Она взяла узелок с краюхой и присела на мешок, прислоненный к бревенчатой стене железнодорожного склада. Не обращая никакого внимания на стрекот включившейся камеры, она не просто посмотрела на стоявшего перед ней мальчика, а увидела его и поняла, что он – голодный.
– Иди сюда, сынок, – не произнесла, а вздохнула она и стала развязывать узелок. Она разламывала хлеб, чувствуя каждую его шершавинку пальцами. Точно разделив пополам краюху, она протянула ее мальчику так, чтобы не обидеть жалостью. А потом, легонько поправив левой рукой седые волосы, выбившиеся из-под платка, поднесла правую ладонь ко рту лодочкой – так, чтобы не выпало ни одной крошки! – слизнула их, неотрывно глядя на жадно жующего мальчика, и наконец-то не преодолела жалости, все-таки прорвавшейся из полыхнувших мучительной синевой глаз. Оператор заплакал, а у меня исчезло ощущение границ между временами, между людьми, как будто передо мной была та самая сибирская крестьянка из моего детства, протягивавшая мне половину краюхи той же самой рукой с темными морщинами на ладони, с бережными бугристыми пальцами, на одном из которых тоненько светилось дешевенькое алюминиевое колечко.
6. Сорок первый в Санто-Доминго
Я был единственный русский на всей территории Санто-Доминго, когда стоял у конвейера в аэропорту и ждал своего чемодана. Наконец он появился. Он выглядел как индеец после пытки конкистадоров.

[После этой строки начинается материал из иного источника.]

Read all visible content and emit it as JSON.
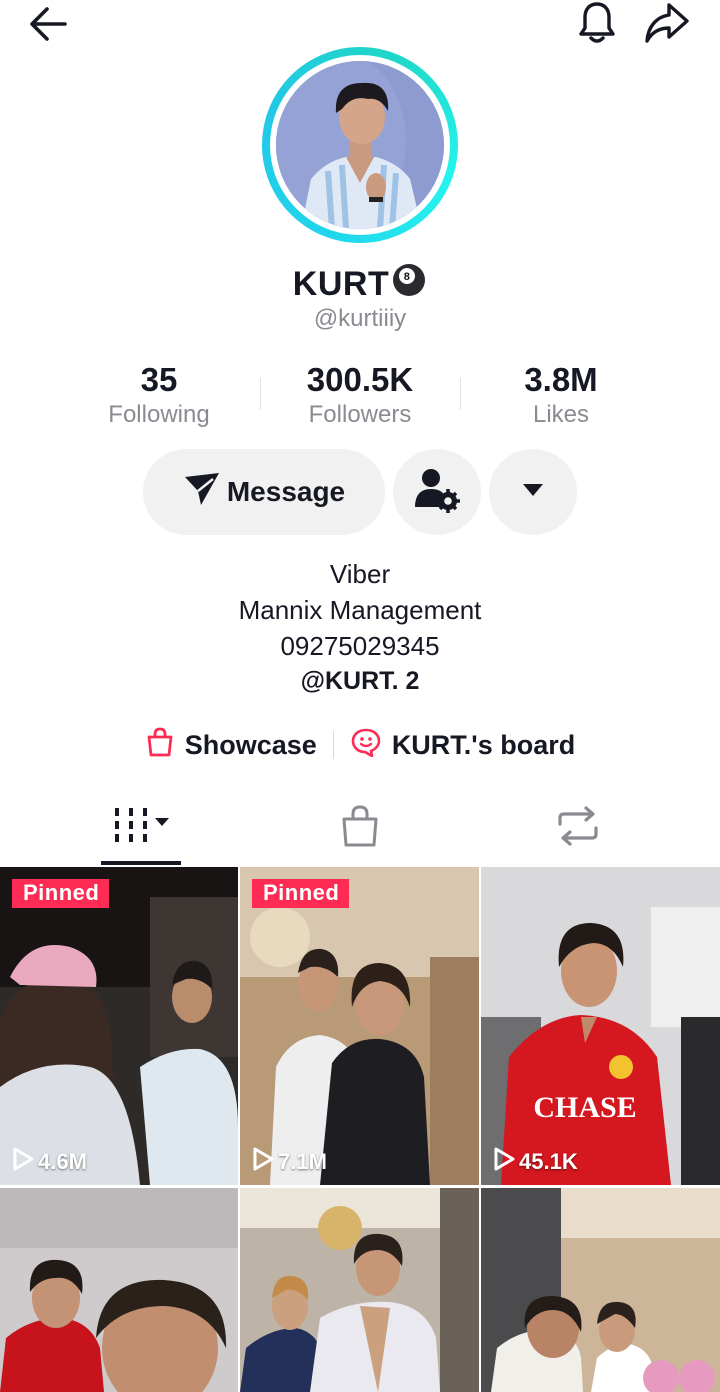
{
  "profile": {
    "display_name": "KURT",
    "username": "@kurtiiiy"
  },
  "stats": {
    "following_count": "35",
    "following_label": "Following",
    "followers_count": "300.5K",
    "followers_label": "Followers",
    "likes_count": "3.8M",
    "likes_label": "Likes"
  },
  "actions": {
    "message_label": "Message"
  },
  "bio": {
    "line1": "Viber",
    "line2": "Mannix Management",
    "line3": "09275029345",
    "line4": "@KURT. 2"
  },
  "links": {
    "showcase_label": "Showcase",
    "board_label": "KURT.'s board"
  },
  "icons": {
    "top_left": "back-arrow-icon",
    "top_right": [
      "bell-icon",
      "share-icon"
    ],
    "tabs": [
      "videos-grid-icon",
      "shop-bag-icon",
      "repost-icon"
    ]
  },
  "videos": [
    {
      "pinned": "Pinned",
      "views": "4.6M"
    },
    {
      "pinned": "Pinned",
      "views": "7.1M"
    },
    {
      "views": "45.1K"
    },
    {},
    {},
    {}
  ],
  "colors": {
    "accent_red": "#fe2c55",
    "avatar_ring": "#20d5ec",
    "text_primary": "#161823",
    "text_secondary": "#8a8b91",
    "button_bg": "#f1f1f2"
  }
}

Бока были искромсаны, внутренности вываливались наружу.
– Повреждение при погрузке… – отводя от меня глаза, мрачновато процедил представитель авиакомпании «Доминикана».

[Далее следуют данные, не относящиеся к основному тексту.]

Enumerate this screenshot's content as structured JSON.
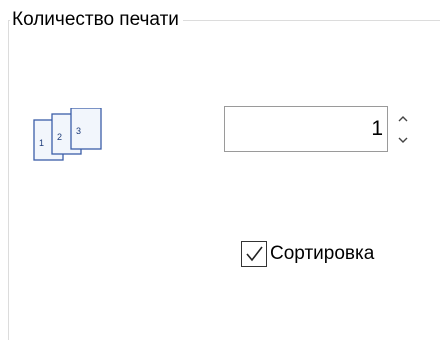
{
  "group": {
    "title": "Количество печати"
  },
  "copies_icon": {
    "pages": [
      "1",
      "2",
      "3"
    ]
  },
  "copies": {
    "value": "1"
  },
  "collate": {
    "label": "Сортировка",
    "checked": true
  },
  "colors": {
    "page_border": "#3b5ea8",
    "page_fill": "#f2f6fc",
    "checkbox_border": "#333333",
    "input_border": "#9a9a9a"
  }
}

Затем мой многострадальный кожаный товарищ попал в руки таможенников. Чьими же были предыдущие руки? За спинами таможенников, копавшихся в моих рубашках и носках, величественно покачивался начинавшийся чуть ли не от подбородка живот начальника аэропортовской полиции, созерцавшего этот в прямом смысле трогательный процесс. Начальник полиции представил бы подлинную находку для золотолюбивого Колумба – золотой «Ролекс» на левой руке, золотой именной браслет на правой, золотые перстни с разнообразными драгоценными и полудрагоценными камнями чуть ли не на каждом пальце, золотой медальон с Мадонной на мохнатой груди, золотой брелок для ключей от машины, сделанный в виде миниатюрной статуи Свободы. Лицо начальника полиции лоснилось так, как будто заодно с черными жесткими волосами было смазано бриолином. Начальник полиции не опустился до интереса к шмоткам, но взял мою книгу стихов на испанском и перелистывал ее избирательно и напряженно.
– Книга была издана в Мадриде еще при генералиссимусе Франко, – успокоил я его. – Взгляните на дату.

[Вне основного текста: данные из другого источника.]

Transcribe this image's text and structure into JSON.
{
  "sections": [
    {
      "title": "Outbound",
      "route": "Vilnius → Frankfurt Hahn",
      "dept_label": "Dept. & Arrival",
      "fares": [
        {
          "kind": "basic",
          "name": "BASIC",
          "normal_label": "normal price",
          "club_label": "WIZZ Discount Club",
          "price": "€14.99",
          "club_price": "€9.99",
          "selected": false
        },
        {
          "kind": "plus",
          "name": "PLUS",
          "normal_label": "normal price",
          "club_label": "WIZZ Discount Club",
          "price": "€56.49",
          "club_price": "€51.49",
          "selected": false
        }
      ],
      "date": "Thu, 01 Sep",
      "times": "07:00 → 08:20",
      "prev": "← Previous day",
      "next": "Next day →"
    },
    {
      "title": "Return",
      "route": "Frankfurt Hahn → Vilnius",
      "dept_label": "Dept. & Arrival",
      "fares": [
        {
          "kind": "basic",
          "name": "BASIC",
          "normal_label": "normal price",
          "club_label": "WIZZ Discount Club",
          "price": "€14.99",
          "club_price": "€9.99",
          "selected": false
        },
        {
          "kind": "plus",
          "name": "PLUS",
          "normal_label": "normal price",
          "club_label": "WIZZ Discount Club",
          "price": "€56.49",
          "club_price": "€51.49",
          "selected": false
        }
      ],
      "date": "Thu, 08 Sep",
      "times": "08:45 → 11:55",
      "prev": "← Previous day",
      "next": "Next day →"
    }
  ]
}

Он слегка вздрогнул оттого, что я неожиданно заговорил по-испански, и между нами образовалась некая соединительная нить. Он осторожно выбирал, что сказать, и наконец выбрал самое простое и общедоступное:
– Работа есть работа…
Я вспомнил припев из песни Окуджавы и невольно улыбнулся. Улыбнулся, правда сдержанно, и начальник полиции, очевидно не ожидавший, что я могу улыбаться. Еще одна соединительная нить. Затем в его толстых, но ловких пальцах очутилась видеокассета.